Swider has in recent days posted “URGENT!!” messages on Truth Social imploring shareholders to vote. In one post, he wrote, “As the Democrats will tell you; management says vote early, vote often. Bring all of your friends with you.” Swider told The Post the quote “had nothing to do with” Digital World. The post was written three days after Digital World postponed its last shareholder meeting with an official filing that quoted Swider as saying, “Our SPAC is at a defining crossroads.”
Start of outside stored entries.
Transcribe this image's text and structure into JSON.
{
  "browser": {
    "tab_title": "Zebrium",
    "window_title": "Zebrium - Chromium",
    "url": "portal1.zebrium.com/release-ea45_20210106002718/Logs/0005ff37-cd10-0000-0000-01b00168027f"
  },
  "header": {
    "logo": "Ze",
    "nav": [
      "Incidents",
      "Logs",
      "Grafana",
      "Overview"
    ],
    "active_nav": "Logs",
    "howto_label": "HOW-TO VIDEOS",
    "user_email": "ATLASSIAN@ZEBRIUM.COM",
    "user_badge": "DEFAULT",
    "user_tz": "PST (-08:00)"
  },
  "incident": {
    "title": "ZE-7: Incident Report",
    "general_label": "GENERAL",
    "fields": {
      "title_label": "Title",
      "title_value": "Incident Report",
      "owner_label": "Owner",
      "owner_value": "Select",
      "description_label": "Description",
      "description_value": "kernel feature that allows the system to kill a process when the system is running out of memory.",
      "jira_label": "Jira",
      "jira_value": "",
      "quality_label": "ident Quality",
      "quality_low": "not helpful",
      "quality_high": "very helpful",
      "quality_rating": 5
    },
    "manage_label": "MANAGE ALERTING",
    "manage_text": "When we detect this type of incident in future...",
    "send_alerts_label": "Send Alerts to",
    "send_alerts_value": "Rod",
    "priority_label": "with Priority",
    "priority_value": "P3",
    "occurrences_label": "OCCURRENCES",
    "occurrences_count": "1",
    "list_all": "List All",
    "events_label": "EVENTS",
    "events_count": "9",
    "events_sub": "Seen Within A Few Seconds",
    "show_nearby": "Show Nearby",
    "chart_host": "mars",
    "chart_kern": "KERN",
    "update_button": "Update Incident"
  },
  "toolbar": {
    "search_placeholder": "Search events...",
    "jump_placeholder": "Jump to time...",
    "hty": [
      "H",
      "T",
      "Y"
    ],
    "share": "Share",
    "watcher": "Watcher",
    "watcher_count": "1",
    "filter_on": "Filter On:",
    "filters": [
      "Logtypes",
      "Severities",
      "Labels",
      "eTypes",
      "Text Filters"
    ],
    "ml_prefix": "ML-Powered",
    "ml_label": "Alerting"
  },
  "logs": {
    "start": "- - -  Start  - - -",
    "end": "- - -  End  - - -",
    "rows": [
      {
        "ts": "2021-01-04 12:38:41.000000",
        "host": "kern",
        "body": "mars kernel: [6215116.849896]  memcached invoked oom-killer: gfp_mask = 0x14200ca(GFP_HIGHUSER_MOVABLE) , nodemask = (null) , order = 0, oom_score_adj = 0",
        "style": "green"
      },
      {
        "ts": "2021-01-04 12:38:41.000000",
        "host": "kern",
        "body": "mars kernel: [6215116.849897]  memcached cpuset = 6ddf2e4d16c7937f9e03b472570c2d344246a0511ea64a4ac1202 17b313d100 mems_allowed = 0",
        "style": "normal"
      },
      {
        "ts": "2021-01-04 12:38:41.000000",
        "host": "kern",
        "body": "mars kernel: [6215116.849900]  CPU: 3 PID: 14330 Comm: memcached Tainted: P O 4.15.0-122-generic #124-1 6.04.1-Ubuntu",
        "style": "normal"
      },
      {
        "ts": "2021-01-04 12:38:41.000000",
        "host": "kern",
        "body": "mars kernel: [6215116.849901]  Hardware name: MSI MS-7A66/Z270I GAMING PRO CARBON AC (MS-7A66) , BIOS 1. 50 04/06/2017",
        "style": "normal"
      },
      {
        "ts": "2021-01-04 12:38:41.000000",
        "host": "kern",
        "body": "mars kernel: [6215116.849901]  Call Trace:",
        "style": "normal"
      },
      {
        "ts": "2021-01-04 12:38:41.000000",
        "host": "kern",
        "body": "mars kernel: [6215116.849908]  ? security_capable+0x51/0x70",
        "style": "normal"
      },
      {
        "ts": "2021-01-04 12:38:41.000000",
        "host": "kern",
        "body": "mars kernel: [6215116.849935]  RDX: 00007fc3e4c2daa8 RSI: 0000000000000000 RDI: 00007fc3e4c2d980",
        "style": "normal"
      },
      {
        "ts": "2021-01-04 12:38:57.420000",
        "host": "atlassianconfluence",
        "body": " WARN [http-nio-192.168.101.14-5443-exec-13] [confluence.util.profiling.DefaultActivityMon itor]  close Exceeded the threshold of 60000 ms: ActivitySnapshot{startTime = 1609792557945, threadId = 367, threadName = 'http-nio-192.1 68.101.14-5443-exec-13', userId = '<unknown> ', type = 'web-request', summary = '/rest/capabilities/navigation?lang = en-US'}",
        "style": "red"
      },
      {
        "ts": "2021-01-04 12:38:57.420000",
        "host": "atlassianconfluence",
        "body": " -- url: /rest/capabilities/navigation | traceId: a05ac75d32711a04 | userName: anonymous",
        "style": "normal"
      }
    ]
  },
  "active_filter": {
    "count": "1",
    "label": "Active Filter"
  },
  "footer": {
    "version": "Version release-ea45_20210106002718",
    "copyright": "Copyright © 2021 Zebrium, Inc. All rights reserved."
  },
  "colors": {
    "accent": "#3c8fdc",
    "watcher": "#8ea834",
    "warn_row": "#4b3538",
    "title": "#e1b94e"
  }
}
In another company statement on Aug. 22, Swider was quoted saying, “A vote for the Extension is a vote for freedom of speech.” When told The Post intended to include the quote in this story, Swider said in an email, “I do not believe this is accurate.” Days before the shareholder vote, the statement remained online.

Trump, who would retain his 90 percent ownership of Trump Media if the deal falls apart, has yet to make mention of the shareholder vote on his own Truth Social account.

Truth Social has attracted a relatively meager following. Though Trump Media projected in a 2021 investor presentation that the site would have 41 million total users by the end of this year, usage estimates from Similarweb, a data firm that analyzes web traffic, suggest it is a long way from reaching that goal.

According to Similarweb estimates, roughly 500,000 monthly active users in the United States visited Truth Social via its Apple and Android mobile apps in July, down from 600,000 in June.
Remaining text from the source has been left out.